当時の清水は、IPイノベーション推進グループに所属し、調査・解析業務のシステム化や、情報を有効活用するためのツール開発などを行っていた。一方、社内プロジェクトとして進めてきたワーキンググループの活動は2016年3月にいったん終了。ただし、「シンクタンク化を進める」という提言は社内で評価され、その実現に向けた準備を、清水が中心となって通常業務と並行する形で進めることになった。そして2017年度の約1年間をかけて企画・開発を行ったのが、「swimy」のサービスである。専門部署であるBRシンクタンク推進グループが2018年4月に誕生。6月には小田がグループに加わり、再び2人がチームを組むことになった。
「小田君が加わってくれた時はうれしかったですね。2017年から『swimy』の準備を進めてきましたが、彼が加わったことによって技術面でもさらにハイレベルなことができるようになりました」
小田はプログラミングなど情報系のスキルに長けた社員。その技術を活かして「swimy」のコンテンツ作成を担当することになった。今後の自動車業界にとって特に重要だと思われる情報や、顧客に「気づき」を与えるような最新情報をコンテンツ化するのが、主な役割である。企画会議の場で出された「こんなことをやりたい」というアイデアを迅速に形にしていく小田の活躍。それによって、「swimy」の開発は加速していった。
「大変さを感じるよりも、『これが実現できたら面白いな』という気持ちの方が強かったです。世の中にないものを作ることへの喜びを感じていました」と小田は振り返る。

AIを駆使し業務プロセスの自動化を実現。

「swimy」の画期的な点の一つは、特許情報を調査・解析するプロセスを自動化したことである。たとえば「カーシェアリング」に関する特許を1万件分析するとして、今までならそのすべてを人の目で確認し、不要なデータを取り除いていく必要があった。一方「swimy」では、そのうちの1千件を人間が確認し、結果をAIに機械学習させれば、残りの9千件の判断は自動的に行うことができる。
さらに、最新の技術動向などを単にコンテンツとして配信するだけではく、顧客それぞれの視点で編集できる機能も搭載。この機能を使えば、顧客が必要とする情報を自社にとって最適な形に編集することができる。

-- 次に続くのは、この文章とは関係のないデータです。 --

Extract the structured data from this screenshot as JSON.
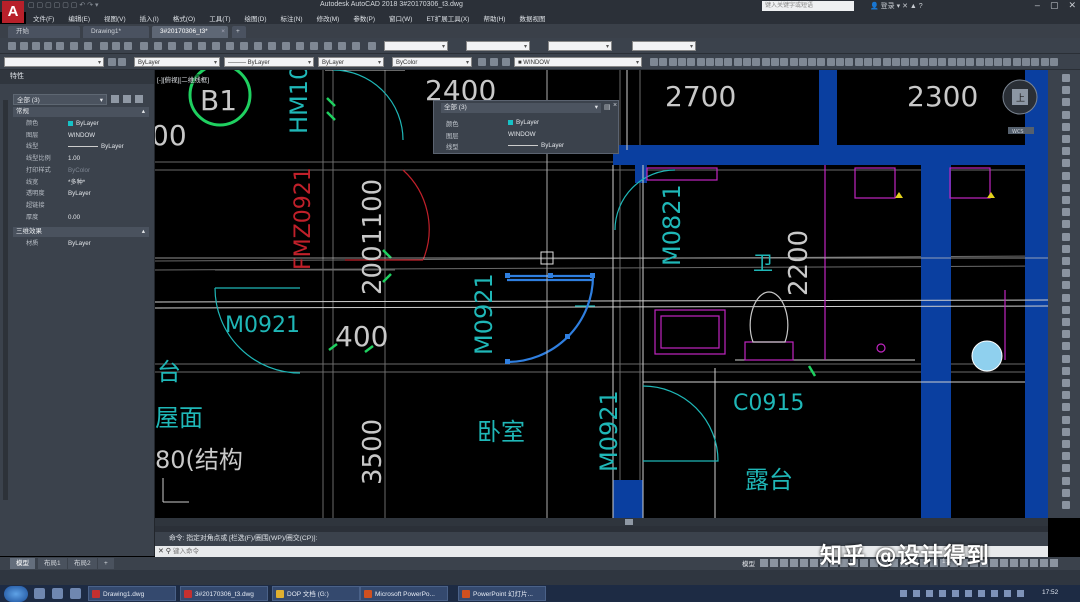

自動車関連企業各社にこのサービスが浸透していった先に、どんなことが起こるのだろうか。まず、各社が特許情報を迅速に入手できるようになり、他社の動向を把握しやすくなる。その結果、各社それぞれの技術開発が進めば、自動車産業全体の進化のスピードが速まっていくと予測できる。「他社に学んでより良い技術を開発する」という考え方が浸透し、産業の発展が加速していくのだ。
「革新的な技術が1社のみで使われるのではなく、よりオープンな情報として、社会全体に役立てられるようになっていくと考えています。『技術を広く公開して産業の発展を促進する』という考え方は、特許法が作られた趣旨とも合致するものです。『swimy』の存在意義はきわめて大きいと考えています」
と清水は語る。BRシンクタンク推進グループがめざすのは、「世界の産業の発展に寄与する」という大きな目標。メンバーの力を合わせて世の中にないものを生み、世界にイノベーションを起こすための取り組みを続けていく。